ProjectID -> SampleN -> 03-BAM
--------------------------------------------------------------------
--SampleName.clean.dedup.bam
--SampleName.clean.dedup.bai
BAM file (and index file) generated by piper. It's named by
using the sample name and the modifications that have been applied to it,
according to:
  -clean => applied gatk IndelRealigner on bam file
  -dedup => marked duplicates on bam file

Note that variant calling has been performed after recalibrating the base quality
scores of this BAM file (BQSR). However, due to the drastic increase in file
size during base quality recalibration, the BAM file without recalibrated
base quality scores is delivered. If recalibrated base qualities are required
for downstream applications, the script and resources below can be used to
obtain a recalibrated BAM file.

--applyRecalibration.sh
SLURM (or bash) script that can be used to apply recalibration data and
generate a recalibrated BAM file. See top of script file for further usage
instructions.

--SampleName.pre_recal.table
Recalibration covariate data to be used for obtaining a recalibrated BAM
file, using the script above.

ProjectID -> SampleN -> 04-VCF
--------------------------------------------------------------------
Contains the final VCF files and indexes, in total 6 files.
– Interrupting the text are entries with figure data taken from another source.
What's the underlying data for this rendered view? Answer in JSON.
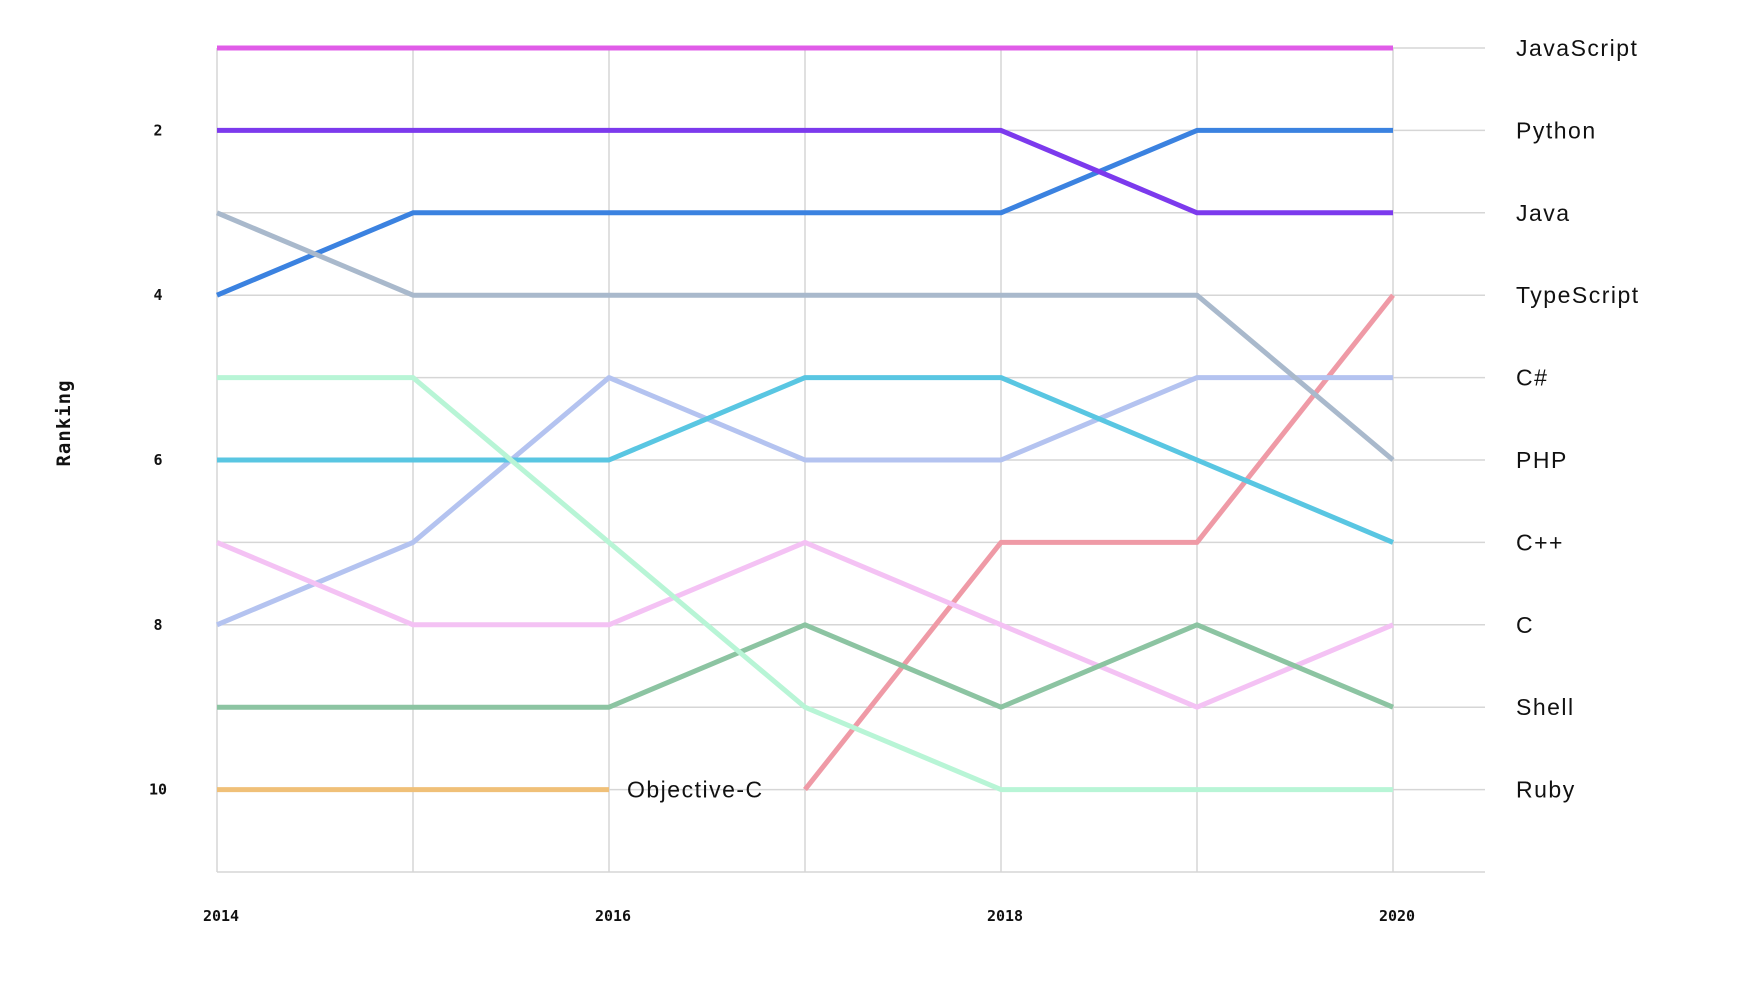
{
  "chart_data": {
    "type": "line",
    "ylabel": "Ranking",
    "xlabel": "",
    "x": [
      2014,
      2015,
      2016,
      2017,
      2018,
      2019,
      2020
    ],
    "x_tick_labels": [
      "2014",
      "2016",
      "2018",
      "2020"
    ],
    "y_tick_labels": [
      "2",
      "4",
      "6",
      "8",
      "10"
    ],
    "xlim": [
      2014,
      2020.47
    ],
    "ylim": [
      11,
      1
    ],
    "y_inverted": true,
    "grid": true,
    "series": [
      {
        "name": "JavaScript",
        "color": "#e05ce8",
        "values": [
          1,
          1,
          1,
          1,
          1,
          1,
          1
        ]
      },
      {
        "name": "Python",
        "color": "#3b82e0",
        "values": [
          4,
          3,
          3,
          3,
          3,
          2,
          2
        ]
      },
      {
        "name": "Java",
        "color": "#7c3aed",
        "values": [
          2,
          2,
          2,
          2,
          2,
          3,
          3
        ]
      },
      {
        "name": "TypeScript",
        "color": "#ef9aa6",
        "values": [
          null,
          null,
          null,
          10,
          7,
          7,
          4
        ]
      },
      {
        "name": "C#",
        "color": "#b4c3f0",
        "values": [
          8,
          7,
          5,
          6,
          6,
          5,
          5
        ]
      },
      {
        "name": "PHP",
        "color": "#a9b9cc",
        "values": [
          3,
          4,
          4,
          4,
          4,
          4,
          6
        ]
      },
      {
        "name": "C++",
        "color": "#59c6e2",
        "values": [
          6,
          6,
          6,
          5,
          5,
          6,
          7
        ]
      },
      {
        "name": "C",
        "color": "#f4c2f4",
        "values": [
          7,
          8,
          8,
          7,
          8,
          9,
          8
        ]
      },
      {
        "name": "Shell",
        "color": "#8cc4a2",
        "values": [
          9,
          9,
          9,
          8,
          9,
          8,
          9
        ]
      },
      {
        "name": "Ruby",
        "color": "#b8f5d6",
        "values": [
          5,
          5,
          7,
          9,
          10,
          10,
          10
        ]
      },
      {
        "name": "Objective-C",
        "color": "#f0c078",
        "values": [
          10,
          10,
          10,
          null,
          null,
          null,
          null
        ]
      }
    ]
  }
}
—-SampleN.clean.dedup.recal.bam.genomic.vcf.gz
—-SampleN.clean.dedup.recal.bam.genomic.vcf.gz.tbi
Genomic VCF (gVCF) (and index file) containing sequencing information for both
variant and non-variant positions. Can be used for downstream cohort calling.

--SampleN.clean.dedup.recal.bam.raw.annotated.vcf.gz
--SampleN.clean.dedup.recal.bam.raw.annotated.vcf.gz.tbi
VCF file containing variants called from the recalibrated BAM file and
annotated with variation effects generated with snpEff.